This article appeared in the 17 July edition of Legalbrief Today, under Policy Watch
While the yet-to-be-tabled National Health Insurance (NHI) Bill is being processed in Parliament, ‘the structure of the national Department of Health will be reorganised’ and a dedicated NHI implementation unit established. The official version of Health Minister Zweli Mkhize’s recent budget vote speech describes the unit as an ‘embryo’ NHI fund and staff capacity-building platform. Unfortunately, the speech was only published on the department’s website several days after being delivered, which may explain why the mainstream media overlooked so much valuable information provided by the Minister on government plans for preparing public health facilities to implement the long-awaited system. As has been widely reported, Mkhize provided no information on the primary source of revenue for NHI. However, he did refer to a ‘social compact’ on building a health system fit for its implementation. It was one of the outcomes of last October’s presidential health summit.

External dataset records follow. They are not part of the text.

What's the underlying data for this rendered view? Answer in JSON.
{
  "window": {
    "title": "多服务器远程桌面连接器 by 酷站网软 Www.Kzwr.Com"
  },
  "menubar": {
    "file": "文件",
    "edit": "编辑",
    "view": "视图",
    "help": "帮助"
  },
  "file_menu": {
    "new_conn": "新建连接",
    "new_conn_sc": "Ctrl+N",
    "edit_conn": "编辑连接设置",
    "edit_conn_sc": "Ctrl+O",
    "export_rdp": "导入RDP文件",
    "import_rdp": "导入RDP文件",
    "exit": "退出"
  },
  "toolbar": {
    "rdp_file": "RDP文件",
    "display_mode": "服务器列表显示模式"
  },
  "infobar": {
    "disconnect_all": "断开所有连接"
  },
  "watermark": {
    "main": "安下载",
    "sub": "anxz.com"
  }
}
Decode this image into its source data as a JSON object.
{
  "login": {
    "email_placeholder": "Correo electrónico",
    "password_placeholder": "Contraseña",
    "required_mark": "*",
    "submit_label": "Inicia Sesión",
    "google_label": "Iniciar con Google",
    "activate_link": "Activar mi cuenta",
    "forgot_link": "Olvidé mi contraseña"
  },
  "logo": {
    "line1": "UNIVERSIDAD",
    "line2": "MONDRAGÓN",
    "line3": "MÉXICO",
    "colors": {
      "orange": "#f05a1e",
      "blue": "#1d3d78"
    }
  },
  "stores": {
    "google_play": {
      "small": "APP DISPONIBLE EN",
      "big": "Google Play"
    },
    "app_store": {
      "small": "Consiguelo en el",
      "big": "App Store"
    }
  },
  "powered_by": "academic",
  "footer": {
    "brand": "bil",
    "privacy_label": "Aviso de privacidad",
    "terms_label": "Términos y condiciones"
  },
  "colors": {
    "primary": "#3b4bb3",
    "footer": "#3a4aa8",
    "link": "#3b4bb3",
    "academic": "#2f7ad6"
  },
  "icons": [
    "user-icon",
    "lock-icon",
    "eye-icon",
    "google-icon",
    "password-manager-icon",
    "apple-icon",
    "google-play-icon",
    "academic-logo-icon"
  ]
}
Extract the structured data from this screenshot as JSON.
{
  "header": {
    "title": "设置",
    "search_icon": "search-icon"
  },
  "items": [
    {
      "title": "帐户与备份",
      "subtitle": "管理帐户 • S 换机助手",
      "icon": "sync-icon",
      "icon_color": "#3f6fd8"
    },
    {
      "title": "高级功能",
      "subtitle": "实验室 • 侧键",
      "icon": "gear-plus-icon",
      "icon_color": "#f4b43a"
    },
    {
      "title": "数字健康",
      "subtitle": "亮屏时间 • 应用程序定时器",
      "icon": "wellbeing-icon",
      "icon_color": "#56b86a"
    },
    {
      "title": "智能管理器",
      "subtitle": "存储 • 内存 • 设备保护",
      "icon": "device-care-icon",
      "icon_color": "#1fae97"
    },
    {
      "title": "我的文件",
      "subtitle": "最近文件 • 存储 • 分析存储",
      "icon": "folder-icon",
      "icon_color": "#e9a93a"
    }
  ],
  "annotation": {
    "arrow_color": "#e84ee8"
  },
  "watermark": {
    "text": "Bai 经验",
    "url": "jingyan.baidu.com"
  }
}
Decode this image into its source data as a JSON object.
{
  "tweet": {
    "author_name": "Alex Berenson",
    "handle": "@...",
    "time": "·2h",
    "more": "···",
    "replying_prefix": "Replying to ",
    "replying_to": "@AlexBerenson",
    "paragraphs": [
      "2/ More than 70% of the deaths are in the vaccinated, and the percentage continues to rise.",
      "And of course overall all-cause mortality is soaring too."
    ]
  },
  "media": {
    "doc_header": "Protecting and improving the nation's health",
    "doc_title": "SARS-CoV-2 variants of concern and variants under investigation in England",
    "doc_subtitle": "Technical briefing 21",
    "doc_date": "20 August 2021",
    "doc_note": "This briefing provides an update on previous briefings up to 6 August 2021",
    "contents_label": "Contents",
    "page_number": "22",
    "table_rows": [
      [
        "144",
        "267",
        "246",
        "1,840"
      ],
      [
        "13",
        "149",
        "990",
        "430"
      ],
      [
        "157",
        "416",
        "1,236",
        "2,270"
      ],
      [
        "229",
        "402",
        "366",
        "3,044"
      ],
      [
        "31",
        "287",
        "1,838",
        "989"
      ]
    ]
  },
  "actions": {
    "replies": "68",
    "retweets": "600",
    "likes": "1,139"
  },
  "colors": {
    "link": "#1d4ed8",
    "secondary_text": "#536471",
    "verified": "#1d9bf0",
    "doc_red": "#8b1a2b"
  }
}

Mkhize also confirmed that, as the ‘backbone’ of a national electronic health patient record system, a registration system has been developed on which the details of ‘all South Africans’ are expected to have been captured by the end of the 2019/20 financial year. According to the Minister, nearly 43m users have already been registered. With the aim of improving management and governance, within the ‘next six months’ the organograms of all state-run health facilities are expected to have been reviewed and the system of delegating responsibility ‘adjusted to ensure appropriate levels of authority for effective decision making’. In addition, EU funding and bilateral agreements with Japan, the UK and France will be used to ‘build the capacity of managers to implement NHI’. In this regard, Mkhize mentioned ‘twinning arrangements’ also involving ‘academic institutions’.
Conceding that ‘it will be impossible to convince the public about the virtues of NHI unless the health infrastructure is rebuilt as a matter of urgent priority’, the Minister said a ‘team of experts in finance and health … infrastructure’ has been established ‘to seek creative financing mechanisms’ and ‘alternative’ delivery models. According to Mkhize, the team’s ‘clear directive’ is to ‘accelerate the refurbishment of all old hospitals and clinics and deliver new ones within five-to-seven years’. While a ‘significant amount’ has been budgeted for this, in the Minister’s view it is ‘grossly inadequate’. Nevertheless, the ‘entire’ infrastructure build programme has been costed – informed by an audit of all public health facilities. ‘Preliminary indications are that … (it) is feasible,’ the Minister said.
Writing for the Daily Maverick (and drawing from the department’s 2019/20 annual performance plan) the Bhekisisa Centre for Health Journalism’s Laura Gonzalez reported that, initially, it is envisaged that, from 2021, the fund itself will be used to purchase a ‘basic package of services’ from both private and public healthcare providers. Over time, a ‘comprehensive package of services’ will be made available from regional and tertiary hospitals ‘in selected districts’. According to Gonzalez, these services could form the building blocks of ‘a basic medical aid option’ along the lines of one apparently being considered by the Competition Commission ‘as part of its four-year investigation into the private healthcare sector’.